Paper short abstract:
Focusing on the management style of the Kanze school taiko performers, this paper investigates Kanze Motoki (1845~1924), the fourteenth head, who overcame the turbulent Meiji period when he and other Nōgaku (Noh and Kyogen) performers had lost their patronage.
Paper long abstract:
In the Edo period, Nōgaku (Noh and Kyogen) was the ceremonial art of the bakufu. The Meiji Restoration (1868) collapsed the bakufu, causing Nōgaku performers to lose their patronage, and their opportunities to perform greatly declined as a result. The Meiji Restoration is considered to be the worst crisis to Nōgaku in all its history. Among noh-hayashi (music ensemble) players, taiko performers suffered the most, since the taiko is included only in three quarters of the about 240 standard Noh plays, and its performers had less opportunities to perform. Kanze Motoki (1845-1924), the fourteenth head of Kanze school taiko performers overcame this crisis.

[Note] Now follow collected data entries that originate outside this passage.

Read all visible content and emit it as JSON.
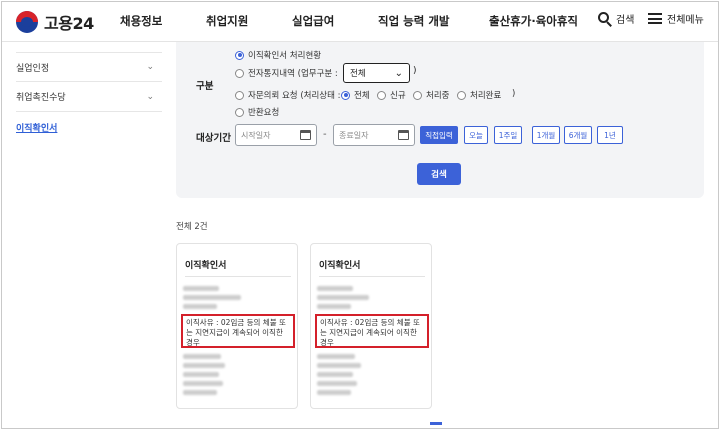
{
  "header": {
    "logo_text": "고용24",
    "nav": [
      "채용정보",
      "취업지원",
      "실업급여",
      "직업 능력 개발",
      "출산휴가·육아휴직"
    ],
    "search_label": "검색",
    "menu_label": "전체메뉴"
  },
  "sidebar": {
    "items": [
      {
        "label": "실업인정",
        "expandable": true
      },
      {
        "label": "취업촉진수당",
        "expandable": true
      },
      {
        "label": "이직확인서",
        "active": true
      }
    ]
  },
  "filter": {
    "category_label": "구분",
    "options": {
      "opt1": "이직확인서 처리현황",
      "opt2_prefix": "전자통지내역 (업무구분 :",
      "opt2_select_value": "전체",
      "opt2_suffix": ")",
      "opt3_prefix": "자문의뢰 요청 (처리상태 :",
      "status_all": "전체",
      "status_new": "신규",
      "status_processing": "처리중",
      "status_done": "처리완료",
      "opt3_suffix": ")",
      "opt4": "반환요청"
    },
    "selected_option": "이직확인서 처리현황",
    "selected_status": "전체",
    "period_label": "대상기간",
    "start_placeholder": "시작일자",
    "dash": "-",
    "end_placeholder": "종료일자",
    "period_buttons": [
      "직접입력",
      "오늘",
      "1주일",
      "1개월",
      "6개월",
      "1년"
    ],
    "active_period": "직접입력",
    "search_button": "검색"
  },
  "results": {
    "total_text": "전체 2건",
    "cards": [
      {
        "title": "이직확인서",
        "reason": "이직사유 : 02임금 등의 체불 또는 지연지급이 계속되어 이직한 경우"
      },
      {
        "title": "이직확인서",
        "reason": "이직사유 : 02임금 등의 체불 또는 지연지급이 계속되어 이직한 경우"
      }
    ]
  },
  "colors": {
    "accent": "#3c62d8",
    "highlight_border": "#d4202a",
    "panel_bg": "#f3f4f6"
  }
}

Motoki was in his late-twenties when he succeeded his father Sakichi as the head of the Kanze school taiko performers in 1872, and remained in the position until 1924, which spans the modernizing periods of Meiji and Taisho. He had a progressive mindset as seen in the publication of Kanze-ryū taiko tetsuke (Kanze School taiko music notation) in 1910. Also, due to his basic performance skills of taiko and from his knowledge about Nōgaku that he had acquired in the former Shogunate era, he was respected as an elder who had thorough insight about the past. These points reveal that Motoki, in his processes of managing the school, tried to conserve the inherited custom, but at the same time worked to modernize it. By looking into his performance activities and his management style of artistic transmission as head of school, these accounts help to clarify the measures he has taken for the school’s survival and recognizes his overall accomplishments. However, the full extent of his impact are yet to be known.